Middleware Lifecycle

  1. Before agent execution (prompt phase): all context.messages are evaluated.
    • If no valid user_id is found, processing is skipped (no policy evaluation)
    • Protection scopes are retrieved (with caching)
    • Applicable scopes are checked to determine execution mode
    • In inline mode: content is evaluated immediately
    • In offline mode: evaluation is queued in background
  2. If blocked: context.result is replaced with a system message and context.terminate = True.
  3. After successful agent execution (response phase): the produced messages are evaluated using the same user_id from the prompt phase.
  4. If blocked: result messages are replaced with a blocking notice.

The user identifier is discovered from Message.additional_properties['user_id'] during the prompt phase and reused for the response phase, ensuring both evaluations map consistently to the same user. If no user_id is present, policy evaluation is skipped entirely.
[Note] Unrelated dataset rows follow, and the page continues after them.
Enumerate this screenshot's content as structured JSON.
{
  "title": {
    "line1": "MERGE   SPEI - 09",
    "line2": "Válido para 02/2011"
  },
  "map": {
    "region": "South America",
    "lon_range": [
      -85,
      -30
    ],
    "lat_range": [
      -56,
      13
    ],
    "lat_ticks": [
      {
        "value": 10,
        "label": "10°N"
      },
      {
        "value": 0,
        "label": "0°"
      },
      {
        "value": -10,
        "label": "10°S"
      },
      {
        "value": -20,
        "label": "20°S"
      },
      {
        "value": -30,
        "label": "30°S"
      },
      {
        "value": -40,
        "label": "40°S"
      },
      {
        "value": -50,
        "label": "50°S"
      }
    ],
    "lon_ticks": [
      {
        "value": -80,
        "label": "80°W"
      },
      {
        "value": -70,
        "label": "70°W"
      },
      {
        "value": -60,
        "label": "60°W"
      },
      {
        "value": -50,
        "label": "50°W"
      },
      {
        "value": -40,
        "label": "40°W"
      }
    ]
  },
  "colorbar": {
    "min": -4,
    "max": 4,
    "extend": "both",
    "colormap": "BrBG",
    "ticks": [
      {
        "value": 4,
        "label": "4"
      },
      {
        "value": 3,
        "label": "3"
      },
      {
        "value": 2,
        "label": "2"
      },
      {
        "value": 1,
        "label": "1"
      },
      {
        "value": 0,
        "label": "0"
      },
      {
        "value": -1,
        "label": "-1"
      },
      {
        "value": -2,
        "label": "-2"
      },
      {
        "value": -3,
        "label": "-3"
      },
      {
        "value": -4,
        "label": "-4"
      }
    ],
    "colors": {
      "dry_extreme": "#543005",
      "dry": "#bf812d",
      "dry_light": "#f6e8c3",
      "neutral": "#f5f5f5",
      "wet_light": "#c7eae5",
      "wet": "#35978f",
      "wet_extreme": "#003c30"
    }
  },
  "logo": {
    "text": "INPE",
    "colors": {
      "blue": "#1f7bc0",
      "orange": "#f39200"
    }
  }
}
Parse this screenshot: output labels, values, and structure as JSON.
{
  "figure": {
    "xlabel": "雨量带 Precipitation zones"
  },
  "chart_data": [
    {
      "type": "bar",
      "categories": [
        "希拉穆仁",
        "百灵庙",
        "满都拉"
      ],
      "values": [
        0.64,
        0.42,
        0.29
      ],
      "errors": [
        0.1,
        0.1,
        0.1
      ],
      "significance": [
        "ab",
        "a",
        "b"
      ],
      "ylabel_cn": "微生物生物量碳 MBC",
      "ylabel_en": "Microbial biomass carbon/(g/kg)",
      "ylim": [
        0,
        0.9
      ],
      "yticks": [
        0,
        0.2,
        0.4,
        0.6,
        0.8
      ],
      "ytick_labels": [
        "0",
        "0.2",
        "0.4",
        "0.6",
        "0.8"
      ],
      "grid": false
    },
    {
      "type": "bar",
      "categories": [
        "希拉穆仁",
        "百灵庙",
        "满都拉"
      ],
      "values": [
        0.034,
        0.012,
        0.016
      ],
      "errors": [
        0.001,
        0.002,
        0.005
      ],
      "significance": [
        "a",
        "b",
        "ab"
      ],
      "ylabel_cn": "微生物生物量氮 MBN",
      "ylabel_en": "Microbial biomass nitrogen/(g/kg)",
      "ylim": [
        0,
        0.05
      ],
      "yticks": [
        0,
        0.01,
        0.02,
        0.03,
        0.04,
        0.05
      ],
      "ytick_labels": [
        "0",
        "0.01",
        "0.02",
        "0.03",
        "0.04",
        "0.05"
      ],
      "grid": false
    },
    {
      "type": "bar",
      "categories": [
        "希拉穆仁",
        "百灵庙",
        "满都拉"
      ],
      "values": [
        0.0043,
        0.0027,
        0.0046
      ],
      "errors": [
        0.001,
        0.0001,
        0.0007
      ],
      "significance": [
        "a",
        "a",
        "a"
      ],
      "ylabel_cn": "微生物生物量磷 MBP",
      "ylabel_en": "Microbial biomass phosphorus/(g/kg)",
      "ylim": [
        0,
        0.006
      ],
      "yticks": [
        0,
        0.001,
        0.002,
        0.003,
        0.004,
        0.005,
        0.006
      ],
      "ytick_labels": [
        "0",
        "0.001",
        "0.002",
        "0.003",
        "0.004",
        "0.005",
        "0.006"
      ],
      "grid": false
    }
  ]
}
You can customize the blocking messages using the blocked_prompt_message and blocked_response_message fields in PurviewSettings. For more advanced scenarios, you can wrap the middleware or post-process context.result in later middleware.


Exceptions

Exception Scenario
PurviewPaymentRequiredError 402 Payment Required - tenant lacks proper Purview licensing or consumptive billing setup
PurviewAuthenticationError Token acquisition / validation issues
PurviewRateLimitError 429 responses from service
PurviewRequestError 4xx client errors (bad input, unauthorized, forbidden)
PurviewServiceError 5xx or unexpected service errors

Exception Handling

All exceptions inherit from PurviewServiceError. You can catch specific exceptions or use the base class:

from agent_framework.microsoft import (
    PurviewPaymentRequiredError,
    PurviewAuthenticationError,
    PurviewRateLimitError,
    PurviewRequestError,
    PurviewServiceError
)

try:
    # Your code here
    pass
except PurviewPaymentRequiredError as ex:
    # Handle licensing issues specifically
    print(f"Purview licensing required: {ex}")
except (PurviewAuthenticationError, PurviewRateLimitError, PurviewRequestError, PurviewServiceError) as ex:
    # Handle other errors
    print(f"Purview enforcement skipped: {ex}")

Notes

  • User Identification: Provide a user_id per request (e.g. in Message(..., additional_properties={"user_id": "<guid>"})) for per-user policy scoping. If no user_id is provided, policy evaluation is skipped entirely.
  • Blocking Messages: Can be customized via blocked_prompt_message and blocked_response_message in PurviewSettings. By default, they are "Prompt blocked by policy" and "Response blocked by policy" respectively.
  • Streaming Responses: Post-response policy evaluation presently applies only to non-streaming chat responses.
  • Error Handling: Use ignore_exceptions and ignore_payment_required settings for graceful degradation. When enabled, errors are logged but don't fail the request.
  • Caching: Protection scopes responses and 402 errors are cached by default with a 4-hour TTL. Cache is automatically invalidated when protection scope state changes.
  • Background Processing: Content Activities and offline Process Content requests are handled asynchronously using background tasks to avoid blocking the main execution flow.